Jelas Selena ingat sesuatu. Harvey jadi merasa takut dan gelisah, ini adalah akhir cerita yang paling dia
takuti.
“Seli, dulu memang ada salah paham di antara kita, tapi itu semua sudah berlalu jadi kamu nggak perlu terlalu memikirkannya. Sekarang, yang aku mau cuma kamu bisa kembali hidup sehat.”
“Kalau aku nggak mau di kemoterapi?”
“Seli, aku nggak akan memintamu kemoterapi kalau ada cara lain. Tolong beri aku sedikit waktu ya? Aku
pasti akan menemukan cara untuk menyelamatkanmu.”
Tidak peduli apapun yang Harvey katakan, Selena tidak mendengarkannya dan menjawab, “Nggak usah.”
“Seli, tolong jangan siksa aku seperti ini.” Harvey meraih tangan Seli dan mengelus wajahnya dengan lembut. Ujung mata Harvey sudah mulai memerah dan dia terlihat sangat frustasi.
“Harvey, aku memang nggak bisa memilih dalam hidup ini, tapi aku punya hak di kehidupan selanjutnya. Tolong blarkan aku pergi, aku hanya ingin menghabiskan sisa hidupku dengan terhormat,”
Harvey juga tidak mengalah. “Sell, maaf. Keinginan terbesarku adalah supaya kamu tetap hidup.”
Harvey pun memerintahkan Lewis dengan tegas, “Ayo mulal.”
Jarum infus masih menancap di punggung tangan Selena. Lewis menggantungkan botol obat dan mengalirkannya lewat selang infus. Selena pun mulal meronta.
Masalahnya, dia yang saat ini sangat lemah tentu tidak punya kekuatan untuk menghadang Harvey yang langsung mencengkram tubuhnya.
Selena seperti kelinci yang terperangkap di mulut singa. Dia menatap Harvey dengan tajam. “Begitu kamu lengah, aku akan mencabut infusnya.”
Lewis pun menasihati, “Selena, obat kemoterapi itu bersifat korosif. Kalau sampai merembes ke organ
lain bisa fatal akibatnya. Tolong, menurutlah.”
“Harvey, lepaskan! Aku nggak mau dikemoterapi!”

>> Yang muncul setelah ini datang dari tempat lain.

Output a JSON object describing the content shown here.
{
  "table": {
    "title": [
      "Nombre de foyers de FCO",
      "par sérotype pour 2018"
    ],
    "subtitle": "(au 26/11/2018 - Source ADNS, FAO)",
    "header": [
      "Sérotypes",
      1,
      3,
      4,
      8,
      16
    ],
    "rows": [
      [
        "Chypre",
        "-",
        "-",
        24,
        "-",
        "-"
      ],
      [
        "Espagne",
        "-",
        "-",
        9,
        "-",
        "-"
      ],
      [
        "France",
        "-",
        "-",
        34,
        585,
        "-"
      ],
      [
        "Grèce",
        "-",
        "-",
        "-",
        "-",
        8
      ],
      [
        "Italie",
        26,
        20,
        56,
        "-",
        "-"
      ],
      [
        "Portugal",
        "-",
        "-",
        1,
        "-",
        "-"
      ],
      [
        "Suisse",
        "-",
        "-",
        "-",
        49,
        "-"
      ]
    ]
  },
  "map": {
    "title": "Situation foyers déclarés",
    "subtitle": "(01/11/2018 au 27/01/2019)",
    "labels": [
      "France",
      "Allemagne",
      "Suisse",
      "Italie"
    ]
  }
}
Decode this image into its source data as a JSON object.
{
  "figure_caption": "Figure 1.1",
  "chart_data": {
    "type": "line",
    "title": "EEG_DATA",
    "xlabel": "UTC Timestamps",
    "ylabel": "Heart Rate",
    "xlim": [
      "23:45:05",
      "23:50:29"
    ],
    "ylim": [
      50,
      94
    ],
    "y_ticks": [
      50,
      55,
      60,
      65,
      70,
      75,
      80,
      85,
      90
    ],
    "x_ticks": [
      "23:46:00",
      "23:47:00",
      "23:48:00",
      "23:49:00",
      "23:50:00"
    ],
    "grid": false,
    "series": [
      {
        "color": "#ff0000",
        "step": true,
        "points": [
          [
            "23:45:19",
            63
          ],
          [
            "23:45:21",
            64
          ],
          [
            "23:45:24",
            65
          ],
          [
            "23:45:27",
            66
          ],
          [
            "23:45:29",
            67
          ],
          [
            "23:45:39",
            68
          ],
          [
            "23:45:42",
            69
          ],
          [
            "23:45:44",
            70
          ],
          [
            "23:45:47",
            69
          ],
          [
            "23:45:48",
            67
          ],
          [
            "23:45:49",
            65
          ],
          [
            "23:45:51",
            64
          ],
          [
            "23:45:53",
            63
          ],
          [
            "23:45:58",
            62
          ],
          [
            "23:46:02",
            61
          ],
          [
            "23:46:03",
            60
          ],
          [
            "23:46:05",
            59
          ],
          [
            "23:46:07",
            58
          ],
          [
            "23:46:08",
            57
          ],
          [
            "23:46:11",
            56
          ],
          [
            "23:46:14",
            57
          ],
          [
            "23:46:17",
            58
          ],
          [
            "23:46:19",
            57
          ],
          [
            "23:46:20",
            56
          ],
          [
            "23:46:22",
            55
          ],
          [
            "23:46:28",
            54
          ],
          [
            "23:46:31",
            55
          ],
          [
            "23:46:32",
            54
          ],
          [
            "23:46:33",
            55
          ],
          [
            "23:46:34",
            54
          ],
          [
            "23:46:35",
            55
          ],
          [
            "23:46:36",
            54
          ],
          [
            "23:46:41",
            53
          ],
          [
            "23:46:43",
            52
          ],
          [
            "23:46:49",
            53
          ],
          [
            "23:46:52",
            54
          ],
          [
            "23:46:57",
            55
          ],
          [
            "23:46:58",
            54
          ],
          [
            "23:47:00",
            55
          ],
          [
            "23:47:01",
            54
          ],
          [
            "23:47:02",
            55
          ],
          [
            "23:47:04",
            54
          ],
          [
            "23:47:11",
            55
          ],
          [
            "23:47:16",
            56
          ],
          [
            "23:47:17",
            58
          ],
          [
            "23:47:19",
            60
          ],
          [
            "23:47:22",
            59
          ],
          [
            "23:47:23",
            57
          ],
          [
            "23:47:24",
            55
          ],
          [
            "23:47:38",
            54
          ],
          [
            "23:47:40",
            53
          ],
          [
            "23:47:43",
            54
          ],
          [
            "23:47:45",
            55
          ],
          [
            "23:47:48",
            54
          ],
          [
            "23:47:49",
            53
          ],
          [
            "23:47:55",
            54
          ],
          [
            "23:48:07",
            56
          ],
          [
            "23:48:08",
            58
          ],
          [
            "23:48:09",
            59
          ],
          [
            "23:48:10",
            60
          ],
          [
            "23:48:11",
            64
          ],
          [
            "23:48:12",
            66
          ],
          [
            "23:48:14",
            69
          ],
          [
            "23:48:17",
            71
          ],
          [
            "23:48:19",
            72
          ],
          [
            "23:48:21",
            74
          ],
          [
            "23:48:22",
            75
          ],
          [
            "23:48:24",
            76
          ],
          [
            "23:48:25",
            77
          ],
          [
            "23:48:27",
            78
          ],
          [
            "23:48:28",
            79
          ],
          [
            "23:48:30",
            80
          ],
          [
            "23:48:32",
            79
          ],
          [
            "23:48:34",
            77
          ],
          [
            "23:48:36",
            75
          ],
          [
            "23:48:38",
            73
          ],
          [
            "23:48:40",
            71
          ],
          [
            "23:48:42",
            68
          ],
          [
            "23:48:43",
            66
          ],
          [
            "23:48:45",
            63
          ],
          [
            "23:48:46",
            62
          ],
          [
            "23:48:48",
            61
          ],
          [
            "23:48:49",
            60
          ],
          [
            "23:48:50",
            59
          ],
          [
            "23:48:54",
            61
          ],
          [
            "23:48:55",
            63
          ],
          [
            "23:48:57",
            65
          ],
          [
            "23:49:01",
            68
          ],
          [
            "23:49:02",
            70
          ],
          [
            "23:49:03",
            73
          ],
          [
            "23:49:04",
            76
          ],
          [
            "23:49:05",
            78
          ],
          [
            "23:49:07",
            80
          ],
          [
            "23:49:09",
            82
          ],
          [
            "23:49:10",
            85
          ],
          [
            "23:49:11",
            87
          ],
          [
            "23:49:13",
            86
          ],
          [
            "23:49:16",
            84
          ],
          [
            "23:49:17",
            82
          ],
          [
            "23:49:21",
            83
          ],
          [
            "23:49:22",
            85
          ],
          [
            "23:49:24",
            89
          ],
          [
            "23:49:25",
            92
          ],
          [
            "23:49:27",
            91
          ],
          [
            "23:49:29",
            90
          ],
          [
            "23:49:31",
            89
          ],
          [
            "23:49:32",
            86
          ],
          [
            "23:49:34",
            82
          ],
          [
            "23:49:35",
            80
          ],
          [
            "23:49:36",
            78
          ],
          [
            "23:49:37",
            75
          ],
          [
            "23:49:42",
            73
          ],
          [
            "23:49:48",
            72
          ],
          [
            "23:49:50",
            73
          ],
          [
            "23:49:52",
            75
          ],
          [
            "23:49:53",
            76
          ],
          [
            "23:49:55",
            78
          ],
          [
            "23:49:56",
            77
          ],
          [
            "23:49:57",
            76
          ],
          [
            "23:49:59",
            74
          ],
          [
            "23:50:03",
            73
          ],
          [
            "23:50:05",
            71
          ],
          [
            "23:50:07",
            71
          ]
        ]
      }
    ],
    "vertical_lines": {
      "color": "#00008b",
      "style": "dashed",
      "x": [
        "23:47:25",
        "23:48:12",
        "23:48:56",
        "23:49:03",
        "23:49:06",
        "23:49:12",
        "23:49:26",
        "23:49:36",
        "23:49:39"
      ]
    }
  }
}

Harvey memeluknya dengan erat dan menenangkannya, “Sabar ya Seli. Semua akan berakhir, kamu
pasti akan sembuh.”
Apa bedanya dia bisa sembuh atau tidak dalam kehidupan seperti ini?
Dia hanya akan melalut hari seperti mayat berjalan.
Lewis hanya bisa menonton drama ini. Yang satu ingin sekali mati dan yang lain ingin sekali menyembuhkan. Keduanya berusaha sekuat tenaga berjalan ke arah yang berlawanan dan akhirnya
hanya merugikan satu sama lain.
Sayang, sebagai orang luar dia tidak punya cara terbaik menyelesaikan perkara ini. Dia hanya bisa
menonton semua ini terjadi.
“Tuan Harvey, sudah selesai. Tolong stabilkan emosi Selena, dia nggak boleh terus tersulut amarah. Oh
ya, sebentar lagi kami akan menyuntikkan obat pelindung hati yang dapat menyebabkan pasien merasa
mual dan pusing. Dia nggak boleh sembarangan bergerak.”
Nasi sudah menjadi bubur. Hanya ini yang bisa Lewis lakukan untuk Selena. Lewis pun pergi setelah
mengingatkan.
Di kamar, hanya tersisa Harvey yang memeluk Selena dengan erat.
Pandangannya Selena jatuh ke wajah Shearly, anak itu hampir sama persis seperti Agatha.
Oh. Jadi ini sepasang anak sempurna? Kakaknya mirip Harvey sedangkan adiknya mirip Agatha.
Selena memaksakan diri dan berjuang keras untuk berdiri, lalu menampar Harvey kuat–kuat. “Dasar bajingan! Pergi dari hadapanku!”
Dikekang seperti ini membuat Selena merasa kesal dan berkata, “Kenapa?”
*Selama kamu masih hidup, aku rela melakukan apapun. Sell, kumohon jangan menyerah, ya?”